Free reading library; there are duplicates but none of these books are “required” in the sense that we talk about them in class. Instead they are used for sustained silent reading. Some of the books, like Donde viven los monstruos, are chosen to appeal to non-heritage speakers with very little reading ability in Spanish. Right now I have about 70 books, but I’m building this library to be a more important part of my classes, in every level. The little shelfs are made of cardboard and paper stapled to the wall… very cheap but took some time during the summer to figure it out and then put it together.
Changing the lights from industrial office park lights to soft, friendly lamps has a surprising impact on the mood of the class. These are perfect for telling class stories.
My word wall focuses on the main sixteen irregular verbs that are used over and over again in conversation. Simply pointing to the correct verb with a laser pointer while telling a story, or asking a question, is amazingly effective. Terry Waltz has refined this list to 7 verbs which she teaches (in Mandarin) within the first two or so hours of class. The English will be removed once these verbs are internalized. I have the same verbs in the infinitive form posted along the front of the classroom.
The only poster in English is a reminder for me to SLOW DOWN. I refer to it often in class to emphasize that when they do not understand me then it’s my fault, not theirs.
Question words are posted in the most central place in class, right above where I often stand. I will tape the English to the bottom for the first few weeks of class to make sure these are thoroughly acquired. You can also see some of the animal puppets I have velcro-ed to the wall. They are good conversation partners and some even develop their own personalities, depending upon the class story.
Essential bookcase in the back of the room where I always place the paper that I need. You’ll notice a syllabus is already there, because otherwise I’ll lose it! The planning calendar is to keep track of when my AP kids will be giving a presentation… by September we are on a schedule where two people are giving two minute presentations every day.

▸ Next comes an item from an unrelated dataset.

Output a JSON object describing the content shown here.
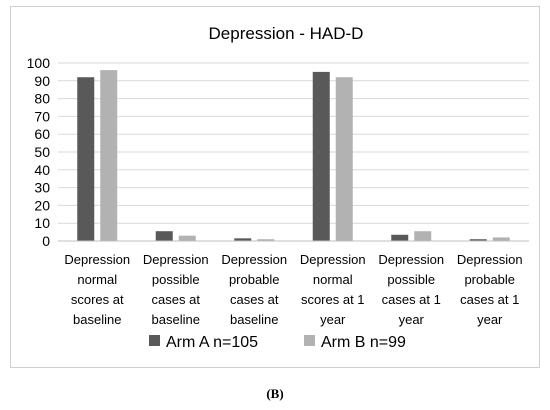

If I did not have this calendar I would forget.
The Sí sign velcro-ed to the front board has a red back that says no. Hold up red when ask a question. Wait. Wait. Flip it to sí and everyone answers at the same time.
The tarea box is another organizational tweak that has saved my life. I would never remember to collect homework if it weren’t for the rule that homework has to already be in the box before the last bell rings.
First day of school is tomorrow… looking forward to it!